System-level health profiling from blood DNA methylation with explainable deep learning

Genome-scale DNA methylation (DNAm) profiles capture organismal physiology, but most predictive models lack transparency and multi-level applicability. Here we develop an explainable framework that quantifies respiratory, cardiovascular, and metabolic status as bounded health scores (0–1) derived from sex-specific clinical reference ranges and disease penalties, and then predicts these scores from whole-blood DNAm. Using Generation Scotland and case-control samples (n = 14,496 individuals), we screened 39 covariates for disease relevance and DNAm predictability, yielding system- relevant panels that were aggregated into scores. We compressed DNAm profiles with a protein-interaction-guided autoencoder, and trained health predictors on 128- dimensional embeddings using fully connected networks.
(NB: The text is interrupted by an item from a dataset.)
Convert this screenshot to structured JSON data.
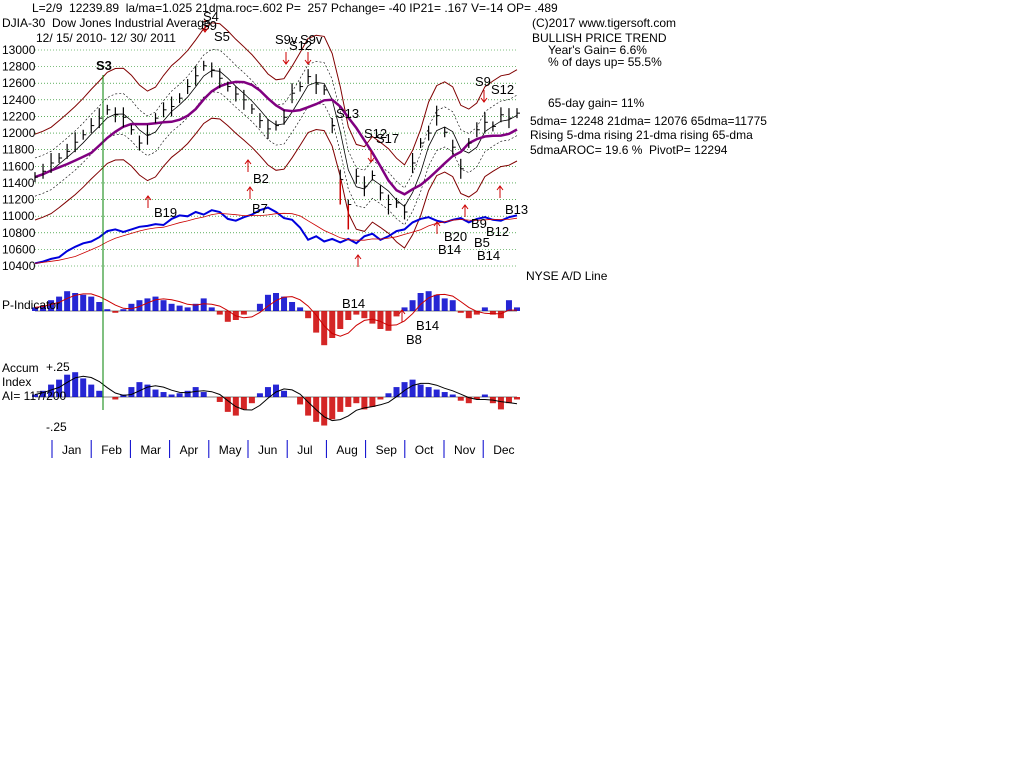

On held-out samples, models reproduced the composite scores with strong rank agreement (Spearman ρ = 0.87, R ² = 0.71 for respiratory health; ρ = 0.82, R ² = 0.66 for cardiovascular; ρ = 0.81, R ² = 0.64 for metabolic) and recover expected population structure in a generally healthy cohort, with clear separation between “single-system low” and “multi-system low” phenotypes, and graded coupling across systems without redundancy. Further, the top features retrieved from each explainable predictor aligned with system biology: airway epithelial repair, hypoxia and inflammatory trafficking for respiratory; endothelial remodeling and cardiomyocyte programs for cardiovascular; glucose-lipid metabolism and metaflammation for metabolic. These results show that DNAm embeddings can yield accurate, transparent, and system-aware health profiling from blood, providing actionable summaries while revealing the molecular processes the models use to infer multi-system status. This approach positions DNAm embeddings plus interpretable penalty targets as a practical bridge from epigenomic signal to system-level triage and is extensible for evaluation in larger, more diverse cohorts.